La "maison de rêves" de Dali, assisté par l'I.A Dall-E |
Dans ce sens, je propose la métaphore de "la maison du rêve" comme cadre symbolique : on entre dans cette maison par une porte et on en sortira par une autre, ce qui nous amènera « ailleurs ». Nous allons au cours de l’écoute intérieure visiter en imagination active les scènes du rêve qui se présentent comme une enfilade de pièces qui se succèdent, ce qui ne préjuge pas de la possibilité d’explorer des pièces adjacentes ou d’autres étages de la maison – tout est possible dans l’espace de l’imagination, et cependant, nous tiendrons fermement le fil du rêve pour être bien certains de parvenir à la porte de sortir, où qu’elle se trouve. Et s’il le faut, nous sortirons par une fenêtre ou par la cheminée – tout est possible, encore une fois, à condition d’y mettre de la conscience, de savoir ce que l’on fait. C’est peut-être la principale exigence de la posture qu’exige la facilitation du travail : autant que possible, être conscient et présent à ce qui se passe, en sachant que cependant, l’inconscient est au travail. Et que la nature même de l’inconscient est que nous n’en sommes pas conscients. Mais au moins lui proposons-nous un cadre contenant, et pouvons-nous dès lors lui faire confiance qu’à moins de situations extrêmes, il jouera le jeu et restera dans cadre. Présence, conscience, confiance dans le processus où l’inconscient est notre partenaire pourraient bien être les mots clés à l’entrée dans l’espace de l’imagination, les bases sur lesquelles nous appuyer…

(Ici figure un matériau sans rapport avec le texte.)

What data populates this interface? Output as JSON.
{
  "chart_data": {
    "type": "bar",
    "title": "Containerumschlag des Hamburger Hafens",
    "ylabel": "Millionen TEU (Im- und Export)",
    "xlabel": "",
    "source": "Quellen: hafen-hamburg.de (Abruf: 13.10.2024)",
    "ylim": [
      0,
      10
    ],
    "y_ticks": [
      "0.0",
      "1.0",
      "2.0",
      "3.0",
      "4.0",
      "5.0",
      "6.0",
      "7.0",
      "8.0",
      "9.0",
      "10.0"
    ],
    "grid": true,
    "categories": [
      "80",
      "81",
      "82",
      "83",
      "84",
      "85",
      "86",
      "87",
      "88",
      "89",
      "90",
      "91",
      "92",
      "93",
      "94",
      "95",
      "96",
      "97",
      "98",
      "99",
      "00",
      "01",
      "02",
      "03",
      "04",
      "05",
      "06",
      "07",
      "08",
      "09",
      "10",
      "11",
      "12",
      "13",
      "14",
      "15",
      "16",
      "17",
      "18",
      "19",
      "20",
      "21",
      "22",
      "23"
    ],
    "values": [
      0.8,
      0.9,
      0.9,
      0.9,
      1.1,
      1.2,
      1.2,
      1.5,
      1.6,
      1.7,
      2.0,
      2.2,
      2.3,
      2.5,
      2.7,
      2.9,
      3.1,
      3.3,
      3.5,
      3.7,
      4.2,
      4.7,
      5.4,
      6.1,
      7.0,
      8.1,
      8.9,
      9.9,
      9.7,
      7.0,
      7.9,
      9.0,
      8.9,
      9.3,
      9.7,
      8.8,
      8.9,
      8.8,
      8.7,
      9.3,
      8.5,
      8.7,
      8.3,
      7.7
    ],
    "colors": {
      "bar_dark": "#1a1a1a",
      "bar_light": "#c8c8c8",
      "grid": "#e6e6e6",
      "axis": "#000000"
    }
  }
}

Comme le rêveur m’avait déjà livré au cours de l’étape du retour à soi comment il se sentait à l’approche de ce temps de retour dans le rêve, je ne l’ai pas interrogé sur ce ressenti devant la porte. J’ai choisi de prendre un chemin symbolique pour entendre comment l’approche du rêve se présentait et j’ai demandé au rêveur de me dire comment il imaginait la porte d’entrée. Il a ri, car cela le déjouait un peu – il connaissait assez le processus pour ne pas s’attendre à cette question, ce qui est bon : il faut toujours surprendre nos rêveurs pour éviter qu’ils préméditent leurs réponses. Puis il m’a décrit une belle porte en bois, de menuisier m’a-t-il précisé, avec un espace vitré opaque mais qui laissait passer la lumière. J’ai été rassuré. Il y avait de la lumière dans la maison. Nous n’allions pas plonger dans une obscurité totale. Alors, je l’ai invité à ouvrir la porte et nous sommes entrés dans le rêve, en commençant donc par la première scène. Sur le seuil, il m’a indiqué que son attention était sollicitée par son bassin, son sacrum et son coccyx, où il ressentait comme un frisson signalant la mise en mouvement d’une énergie.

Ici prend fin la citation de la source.